Carponti didn’t really think about what happened next. He blinked and the next thing he knew, s
trong hands were dragging him off the LT. Iaconelli’s big hand shoved him backward. “Cut the shit, Carponti,” Iaconelli growled.
But Carponti wasn’t done. He squared off with the lieutenant, ignoring Iaconelli’s attempt to pull him off. “Don’t fucking talk to me like that, you scumbag motherfucker.”
“Goddamn it, Carponti!”
They were nose to nose. Randall’s face was swollen, just like his fucking ego, but there was triumph in his eyes. “You just crossed the line. I’m going to have your rank for this, Carponti,” Randall sneered.
“Good luck with that,” Carponti spat.
“That’s not how this works, Sergeant.” Randall spat the word. “You will respect my rank.”
Carponti shoved Randall a step backward. “That’s exactly how it’s going to work. Stop harassing my guys because of your incompetence, lieutenant. You lost the fucking equipment, you find it. But leave my goddamned men alone.”
The veins in Randall’s neck stood out against his skin. Carponti was reasonably certain the man was going to have a coronary.
It would have been one memorial ceremony he’d have been happy to attend.
Iaconelli finally moved his hand off Carponti’s chest and stepped into the fray, shoving Carponti back and stepping between them. “LT, what’s missing?” he asked.

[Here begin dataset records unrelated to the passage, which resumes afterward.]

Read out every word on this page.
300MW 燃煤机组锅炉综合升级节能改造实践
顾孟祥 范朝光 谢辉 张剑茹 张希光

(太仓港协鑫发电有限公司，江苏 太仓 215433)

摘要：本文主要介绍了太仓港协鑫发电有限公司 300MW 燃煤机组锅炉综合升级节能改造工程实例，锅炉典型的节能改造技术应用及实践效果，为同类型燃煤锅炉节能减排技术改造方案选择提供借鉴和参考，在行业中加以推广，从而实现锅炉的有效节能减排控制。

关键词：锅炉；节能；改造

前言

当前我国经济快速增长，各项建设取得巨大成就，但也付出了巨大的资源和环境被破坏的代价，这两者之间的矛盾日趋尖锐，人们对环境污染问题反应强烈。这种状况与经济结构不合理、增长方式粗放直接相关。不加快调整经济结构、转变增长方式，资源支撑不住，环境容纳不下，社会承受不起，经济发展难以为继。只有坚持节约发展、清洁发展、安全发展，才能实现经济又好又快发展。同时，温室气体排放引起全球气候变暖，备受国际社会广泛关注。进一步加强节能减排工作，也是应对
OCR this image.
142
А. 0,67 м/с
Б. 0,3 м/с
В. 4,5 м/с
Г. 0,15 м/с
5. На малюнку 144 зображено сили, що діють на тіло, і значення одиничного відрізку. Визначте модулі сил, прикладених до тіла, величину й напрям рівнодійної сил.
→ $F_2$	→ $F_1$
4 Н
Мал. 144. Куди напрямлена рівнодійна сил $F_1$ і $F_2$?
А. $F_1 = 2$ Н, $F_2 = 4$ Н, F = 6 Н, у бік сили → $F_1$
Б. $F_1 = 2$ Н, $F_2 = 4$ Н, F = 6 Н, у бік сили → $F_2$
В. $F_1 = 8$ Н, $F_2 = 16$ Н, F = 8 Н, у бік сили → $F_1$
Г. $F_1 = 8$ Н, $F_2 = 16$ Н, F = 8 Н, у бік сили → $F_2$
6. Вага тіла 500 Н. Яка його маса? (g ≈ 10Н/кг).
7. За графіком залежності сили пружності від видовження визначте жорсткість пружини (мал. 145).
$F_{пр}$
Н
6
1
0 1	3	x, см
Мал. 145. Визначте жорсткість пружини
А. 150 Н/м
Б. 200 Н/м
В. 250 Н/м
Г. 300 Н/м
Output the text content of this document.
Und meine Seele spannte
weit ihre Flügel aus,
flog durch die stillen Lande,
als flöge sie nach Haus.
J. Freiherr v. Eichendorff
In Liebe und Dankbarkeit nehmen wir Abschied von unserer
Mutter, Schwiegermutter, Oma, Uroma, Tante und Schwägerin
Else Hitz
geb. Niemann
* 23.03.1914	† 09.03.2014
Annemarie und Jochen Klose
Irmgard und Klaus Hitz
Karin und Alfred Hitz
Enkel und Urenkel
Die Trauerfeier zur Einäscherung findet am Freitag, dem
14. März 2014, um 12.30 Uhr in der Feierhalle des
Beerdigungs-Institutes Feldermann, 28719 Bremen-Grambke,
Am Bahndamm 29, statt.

Carponti frowned as one of the guys came up to watch the fireworks. It was Neal Sloban, a guy who’d been with Carponti since the middle of the last rotation.
“Since when did Iaconelli become a voice of reason?” Sloban muttered.
Carponti shrugged. “I have no idea. Maybe his horoscope told him to play nice today.”
Sloban shook his head and walked off as Carponti continued to watch the de-escalation between the two, like Iaconelli was some kind of lieutenant whisperer. Randall finished gesticulating wildly and stomped off. Iaconelli hesitated a moment before he walked back toward Carponti.